Fluidization in pyroclastic flows

T.H. Druitt (Université Blaise Pascal & CNRS, Clermont-Ferrand, France)
G. Bruni, P. Lettieri, J. Yates (University College, London)

Small volume pyroclastic flows are highly concentrated granular avalanches of 
hot (200-700 °C) volcanic debris fluidized, or partly fluidized, by escaping 
gases. They form by gravitational collapse of lava domes, by fallback of 
vertical eruption columns, or by rapid sedimentation from turbulent 
pyroclastic suspensions. Flows of different origins exhibit different degrees 
of friction reduction by fluidization.  When fluidized at high temperature, 
and while being agitated mechanically (probably analagous to shear in the 
natural system) some pyroclastic flow materials pass through three distinct 
states as the vertical gas velocity is increased: (1) aerated, (2) 
homogeneously fluidized, and (3) bubbling states.  Defluidization from high 
initial gas velocity, as might occur progressively in a propagating 
pyroclastic flow, takes place first by bubble evacuation, then by homogeneous 
hindered settling with progressive aggradation of a basal aerated layer. 

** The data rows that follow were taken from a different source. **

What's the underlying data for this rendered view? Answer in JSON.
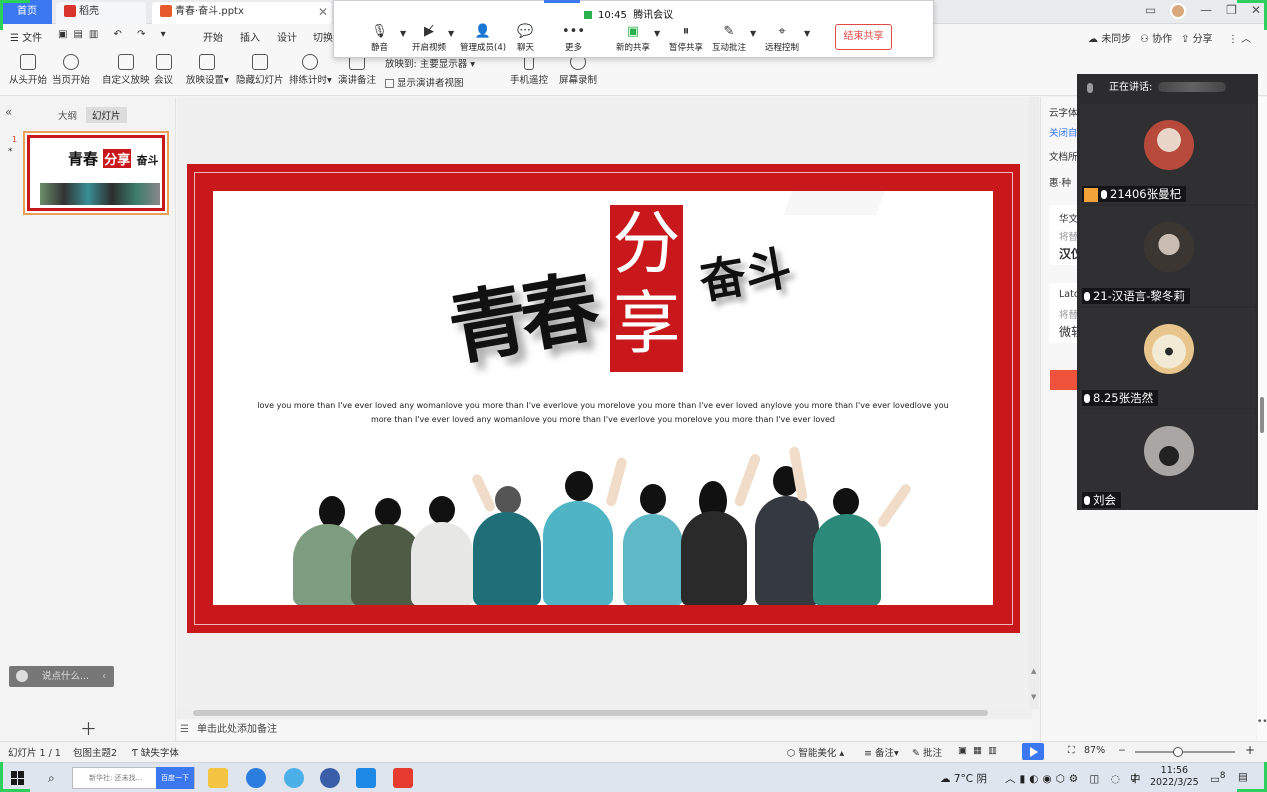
{
  "tabs": {
    "home": "首页",
    "daoke": "稻壳",
    "file": "青春·奋斗.pptx"
  },
  "menu": {
    "file": "文件",
    "items": [
      "开始",
      "插入",
      "设计",
      "切换"
    ],
    "right": [
      "未同步",
      "协作",
      "分享"
    ]
  },
  "tools": {
    "from_start": "从头开始",
    "from_current": "当页开始",
    "custom": "自定义放映",
    "meeting": "会议",
    "setup": "放映设置",
    "hide": "隐藏幻灯片",
    "rehearse": "排练计时",
    "notes": "演讲备注",
    "play_to_label": "放映到:",
    "play_to_value": "主要显示器",
    "presenter_view": "显示演讲者视图",
    "phone_remote": "手机遥控",
    "screen_record": "屏幕录制"
  },
  "meeting": {
    "time": "10:45",
    "title": "腾讯会议",
    "mute": "静音",
    "video": "开启视频",
    "members": "管理成员(4)",
    "chat": "聊天",
    "more": "更多",
    "new_share": "新的共享",
    "pause_share": "暂停共享",
    "annotate": "互动批注",
    "remote": "远程控制",
    "end_share": "结束共享"
  },
  "left": {
    "outline": "大纲",
    "slides": "幻灯片",
    "slide_num": "1",
    "star": "*",
    "say": "说点什么...",
    "thumb_title": "青春",
    "thumb_box": "分享",
    "thumb_sub": "奋斗"
  },
  "slide": {
    "title": "青春",
    "box_line1": "分",
    "box_line2": "享",
    "subtitle": "奋斗",
    "body": "love you more than I've ever loved any womanlove you more than I've everlove you morelove you more than I've ever loved anylove you more than I've ever lovedlove you more than I've ever loved any womanlove you more than I've everlove you morelove you more than I've ever loved"
  },
  "notes_placeholder": "单击此处添加备注",
  "right_panel": {
    "cloud_font": "云字体",
    "close": "关闭自",
    "doc": "文档所",
    "font1": "华文",
    "font1_sample": "汉仪",
    "replace": "将替",
    "font2": "Lato",
    "font2_sample": "微软",
    "fang": "惠·种"
  },
  "video": {
    "speaking": "正在讲话:",
    "participants": [
      {
        "name": "21406张曼杞",
        "color": "#b84a3c"
      },
      {
        "name": "21-汉语言-黎冬莉",
        "color": "#3c3632"
      },
      {
        "name": "8.25张浩然",
        "color": "#e8c58c"
      },
      {
        "name": "刘会",
        "color": "#a9a6a4"
      }
    ]
  },
  "status": {
    "slide": "幻灯片 1 / 1",
    "theme": "包图主题2",
    "missing_font": "缺失字体",
    "beautify": "智能美化",
    "notes": "备注",
    "comment": "批注",
    "zoom": "87%"
  },
  "taskbar": {
    "search_placeholder": "新华社: 还未找...",
    "baidu": "百度一下",
    "weather": "7°C 阴",
    "ime": "中",
    "time": "11:56",
    "date": "2022/3/25",
    "notif": "8"
  }
}
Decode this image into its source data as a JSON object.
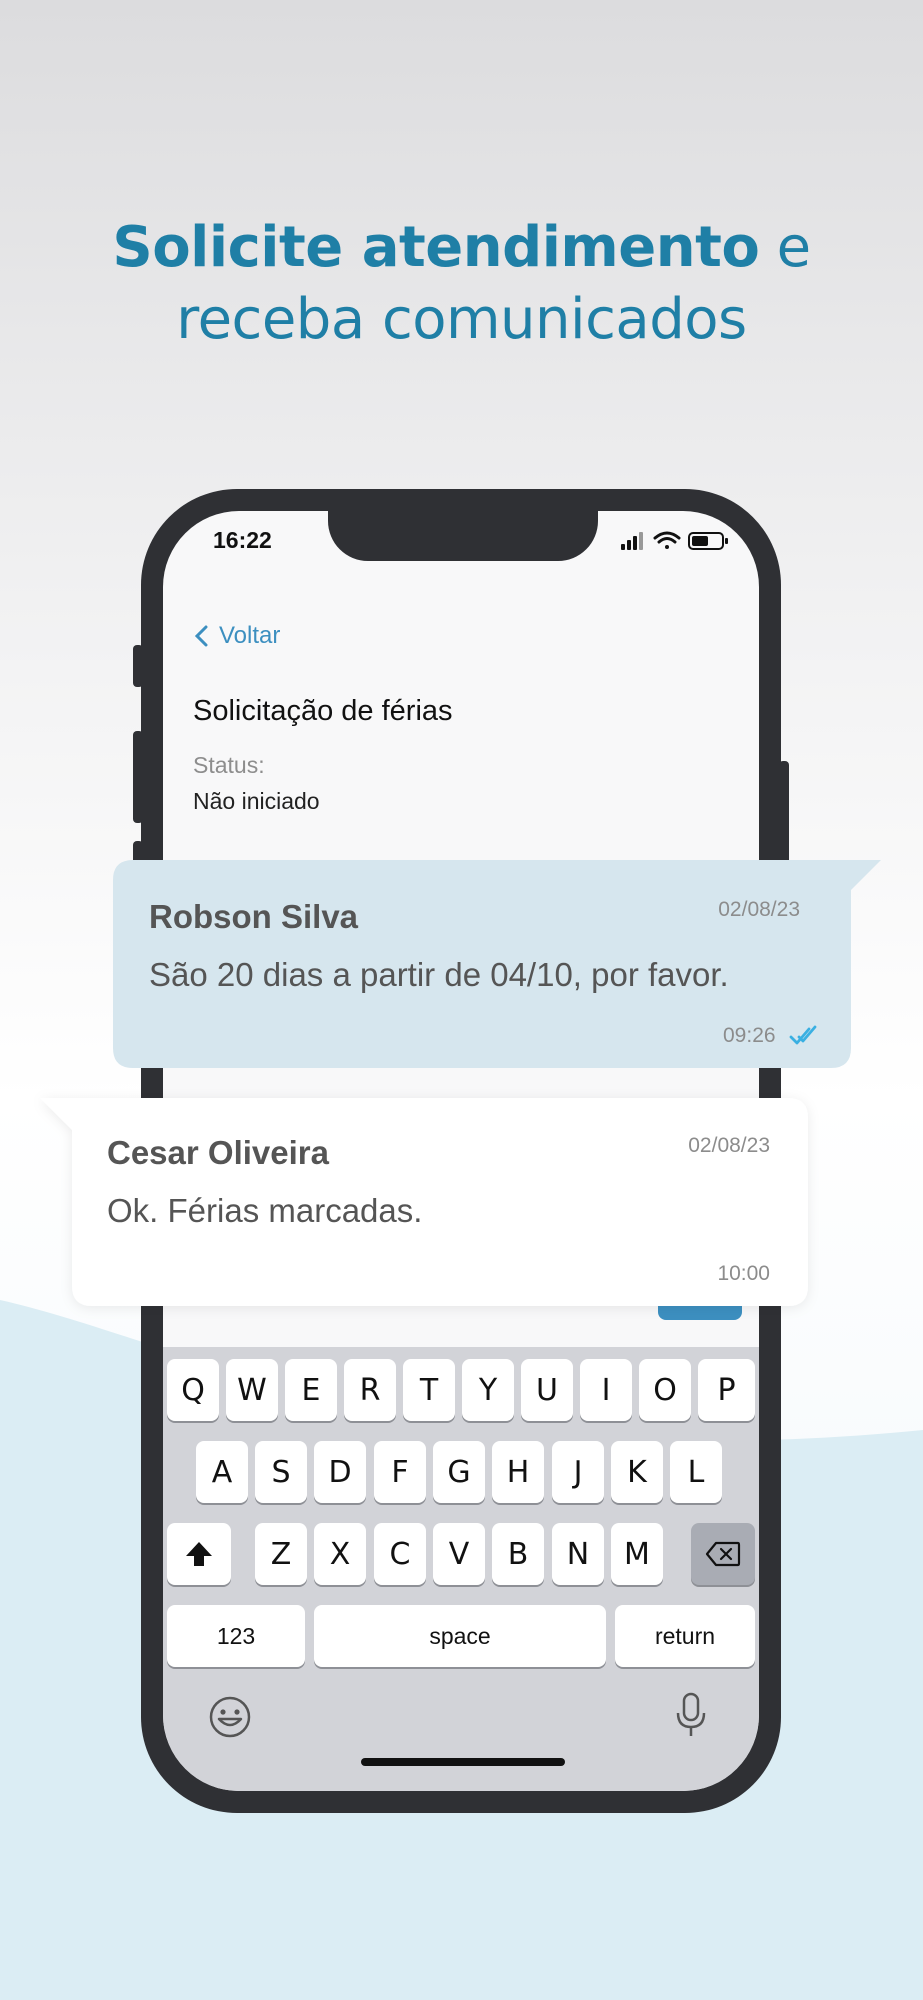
{
  "headline": {
    "bold_part": "Solicite atendimento",
    "rest_line1": " e",
    "line2": "receba comunicados"
  },
  "colors": {
    "accent": "#1f7fa6",
    "link": "#3c8fc0",
    "phone_frame": "#2f3034",
    "incoming_bubble": "#d6e6ee",
    "outgoing_bubble": "#ffffff",
    "read_check": "#3ab0e2"
  },
  "status_bar": {
    "time": "16:22",
    "icons": [
      "signal-icon",
      "wifi-icon",
      "battery-icon"
    ]
  },
  "nav": {
    "back_label": "Voltar"
  },
  "request": {
    "title": "Solicitação de férias",
    "status_label": "Status:",
    "status_value": "Não iniciado"
  },
  "messages": [
    {
      "author": "Robson Silva",
      "date": "02/08/23",
      "text": "São 20 dias a partir de 04/10, por favor.",
      "time": "09:26",
      "read": true
    },
    {
      "author": "Cesar Oliveira",
      "date": "02/08/23",
      "text": "Ok. Férias marcadas.",
      "time": "10:00"
    }
  ],
  "keyboard": {
    "row1": [
      "Q",
      "W",
      "E",
      "R",
      "T",
      "Y",
      "U",
      "I",
      "O",
      "P"
    ],
    "row2": [
      "A",
      "S",
      "D",
      "F",
      "G",
      "H",
      "J",
      "K",
      "L"
    ],
    "row3": [
      "Z",
      "X",
      "C",
      "V",
      "B",
      "N",
      "M"
    ],
    "numbers_label": "123",
    "space_label": "space",
    "return_label": "return",
    "icons": [
      "shift-icon",
      "backspace-icon",
      "emoji-icon",
      "microphone-icon"
    ]
  }
}
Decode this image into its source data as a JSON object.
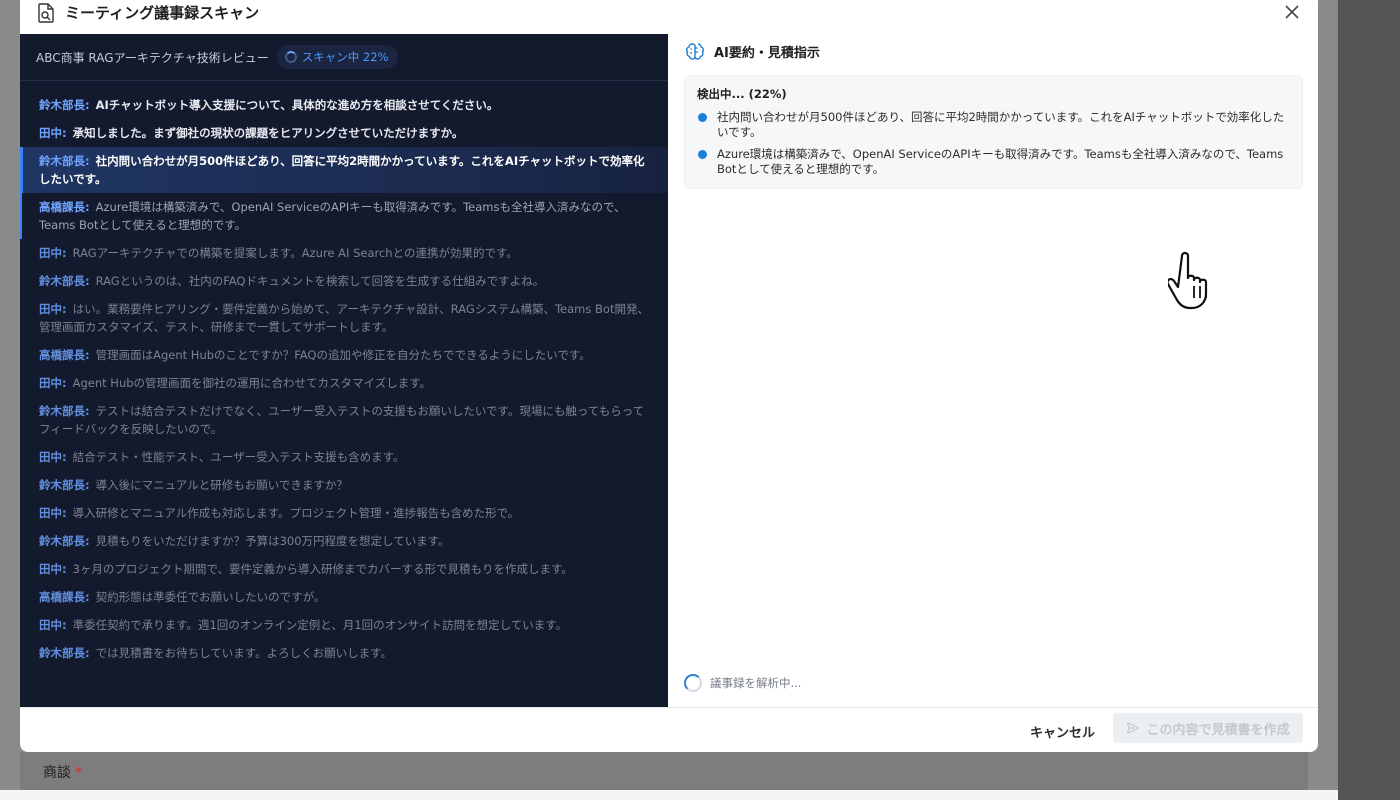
{
  "modal": {
    "title": "ミーティング議事録スキャン",
    "cancel_label": "キャンセル",
    "create_label": "この内容で見積書を作成"
  },
  "left": {
    "meeting_title": "ABC商事 RAGアーキテクチャ技術レビュー",
    "scan_status": "スキャン中 22%",
    "lines": [
      {
        "speaker": "鈴木部長:",
        "text": "AIチャットボット導入支援について、具体的な進め方を相談させてください。"
      },
      {
        "speaker": "田中:",
        "text": "承知しました。まず御社の現状の課題をヒアリングさせていただけますか。"
      },
      {
        "speaker": "鈴木部長:",
        "text": "社内問い合わせが月500件ほどあり、回答に平均2時間かかっています。これをAIチャットボットで効率化したいです。"
      },
      {
        "speaker": "高橋課長:",
        "text": "Azure環境は構築済みで、OpenAI ServiceのAPIキーも取得済みです。Teamsも全社導入済みなので、Teams Botとして使えると理想的です。"
      },
      {
        "speaker": "田中:",
        "text": "RAGアーキテクチャでの構築を提案します。Azure AI Searchとの連携が効果的です。"
      },
      {
        "speaker": "鈴木部長:",
        "text": "RAGというのは、社内のFAQドキュメントを検索して回答を生成する仕組みですよね。"
      },
      {
        "speaker": "田中:",
        "text": "はい。業務要件ヒアリング・要件定義から始めて、アーキテクチャ設計、RAGシステム構築、Teams Bot開発、管理画面カスタマイズ、テスト、研修まで一貫してサポートします。"
      },
      {
        "speaker": "高橋課長:",
        "text": "管理画面はAgent Hubのことですか？FAQの追加や修正を自分たちでできるようにしたいです。"
      },
      {
        "speaker": "田中:",
        "text": "Agent Hubの管理画面を御社の運用に合わせてカスタマイズします。"
      },
      {
        "speaker": "鈴木部長:",
        "text": "テストは結合テストだけでなく、ユーザー受入テストの支援もお願いしたいです。現場にも触ってもらってフィードバックを反映したいので。"
      },
      {
        "speaker": "田中:",
        "text": "結合テスト・性能テスト、ユーザー受入テスト支援も含めます。"
      },
      {
        "speaker": "鈴木部長:",
        "text": "導入後にマニュアルと研修もお願いできますか？"
      },
      {
        "speaker": "田中:",
        "text": "導入研修とマニュアル作成も対応します。プロジェクト管理・進捗報告も含めた形で。"
      },
      {
        "speaker": "鈴木部長:",
        "text": "見積もりをいただけますか？予算は300万円程度を想定しています。"
      },
      {
        "speaker": "田中:",
        "text": "3ヶ月のプロジェクト期間で、要件定義から導入研修までカバーする形で見積もりを作成します。"
      },
      {
        "speaker": "高橋課長:",
        "text": "契約形態は準委任でお願いしたいのですが。"
      },
      {
        "speaker": "田中:",
        "text": "準委任契約で承ります。週1回のオンライン定例と、月1回のオンサイト訪問を想定しています。"
      },
      {
        "speaker": "鈴木部長:",
        "text": "では見積書をお待ちしています。よろしくお願いします。"
      }
    ]
  },
  "right": {
    "title": "AI要約・見積指示",
    "detect_status": "検出中... (22%)",
    "bullets": [
      "社内問い合わせが月500件ほどあり、回答に平均2時間かかっています。これをAIチャットボットで効率化したいです。",
      "Azure環境は構築済みで、OpenAI ServiceのAPIキーも取得済みです。Teamsも全社導入済みなので、Teams Botとして使えると理想的です。"
    ],
    "parsing_text": "議事録を解析中..."
  },
  "background": {
    "form_label": "商談",
    "required_mark": "*"
  },
  "colors": {
    "panel_dark": "#141a2e",
    "accent_blue": "#3b82f6",
    "bullet_blue": "#1a7fd4"
  }
}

Friction in the aerated layer then increases from the base up by pressure 
diffusion in the loosely packed state until degassing is complete. Recent 
work has placed certain constraints on the origin of the gases that generate 
fluidization in pyroclastic flows. The development of physically realistic 
models of pyroclastic flows offers an important challenge for the future.